It’s a feeling I’ve carried with me for a long time now, an anger that’s simmered slowly and a rage that’s been built upon largely by a frustration that takes its toll on me, bit by bit.
How can I dance, when there are screams louder than music?
Quite frankly I’m tired of feeling oppressed being a minority in straight places, being a minority in gay places, being a minority at cultural events, being a minority in Berlin. It’s boring to talk about race and sexuality, yes I know there’s those more privileged than I who think that racism is over and equality has been won! There’s even those who are the same sexuality or race as me but don’t want to disturb the peace and are content and complacent with their place in the world. Then there are people like me who want more then what they’ve been given, thankful for what we’ve inherited but also aware that we need to push on so others can inherit a world better than our current one.
Why can’t I sleep? is because I’m too conscious, too woke?
I for one am tired and bored, it’s driving me crazy that I have to feel this way and with each passing year, the rage builds and is now a monster. That monster doesn’t want violence it wants platforms, it wants to change and it wants doors opened and it knows that this can be done by discussions, debates, visibility and protests that pave way for progress.
Why I fight, is it to further the freedoms inherited from battles I never fought?

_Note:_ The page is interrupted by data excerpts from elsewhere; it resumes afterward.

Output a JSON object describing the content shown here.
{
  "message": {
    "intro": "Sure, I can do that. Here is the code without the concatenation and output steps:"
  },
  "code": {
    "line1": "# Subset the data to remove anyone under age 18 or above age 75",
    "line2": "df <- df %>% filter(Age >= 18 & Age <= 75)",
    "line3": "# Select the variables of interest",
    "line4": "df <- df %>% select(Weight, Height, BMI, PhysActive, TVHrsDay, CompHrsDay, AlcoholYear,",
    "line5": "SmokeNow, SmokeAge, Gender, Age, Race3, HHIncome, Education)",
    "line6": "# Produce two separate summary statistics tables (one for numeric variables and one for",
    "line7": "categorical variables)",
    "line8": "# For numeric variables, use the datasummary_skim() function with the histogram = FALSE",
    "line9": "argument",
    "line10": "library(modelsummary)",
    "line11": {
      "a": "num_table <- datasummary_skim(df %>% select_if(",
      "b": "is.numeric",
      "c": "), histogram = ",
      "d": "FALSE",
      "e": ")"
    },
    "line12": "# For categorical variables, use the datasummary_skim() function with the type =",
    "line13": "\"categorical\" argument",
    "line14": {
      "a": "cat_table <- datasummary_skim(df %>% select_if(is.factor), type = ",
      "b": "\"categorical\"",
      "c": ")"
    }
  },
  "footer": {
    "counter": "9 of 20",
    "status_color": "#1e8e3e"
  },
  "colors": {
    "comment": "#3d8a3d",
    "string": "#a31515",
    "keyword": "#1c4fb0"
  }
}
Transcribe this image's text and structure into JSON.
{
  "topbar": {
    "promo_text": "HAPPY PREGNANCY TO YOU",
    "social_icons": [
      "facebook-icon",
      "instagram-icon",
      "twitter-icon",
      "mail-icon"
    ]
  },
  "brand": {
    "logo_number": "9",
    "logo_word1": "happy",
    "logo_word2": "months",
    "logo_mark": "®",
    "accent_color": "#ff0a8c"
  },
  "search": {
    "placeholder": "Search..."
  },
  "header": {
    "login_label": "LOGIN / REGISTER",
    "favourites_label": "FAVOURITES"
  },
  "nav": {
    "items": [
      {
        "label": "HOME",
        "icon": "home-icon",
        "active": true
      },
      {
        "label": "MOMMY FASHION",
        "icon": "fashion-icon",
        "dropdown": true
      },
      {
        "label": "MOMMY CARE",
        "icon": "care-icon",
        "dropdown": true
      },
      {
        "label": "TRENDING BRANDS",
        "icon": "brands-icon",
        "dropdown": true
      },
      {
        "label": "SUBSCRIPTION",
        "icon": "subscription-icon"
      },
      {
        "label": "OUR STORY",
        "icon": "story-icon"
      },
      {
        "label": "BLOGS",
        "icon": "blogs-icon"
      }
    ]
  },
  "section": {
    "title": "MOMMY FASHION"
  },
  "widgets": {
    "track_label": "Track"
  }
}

I don’t want the next generation to have to carry this burden around with them, to feel excluded from being a fashion designer or working in culture due to feeling like they won’t fit in. The fight for freedom continues, that is freedom in its many forms. We’ve been defeated but in defeat it allows us to know who we’re fighting and what exactly it’s for. We’ve all got battles to face but it’s the war that needs to be won.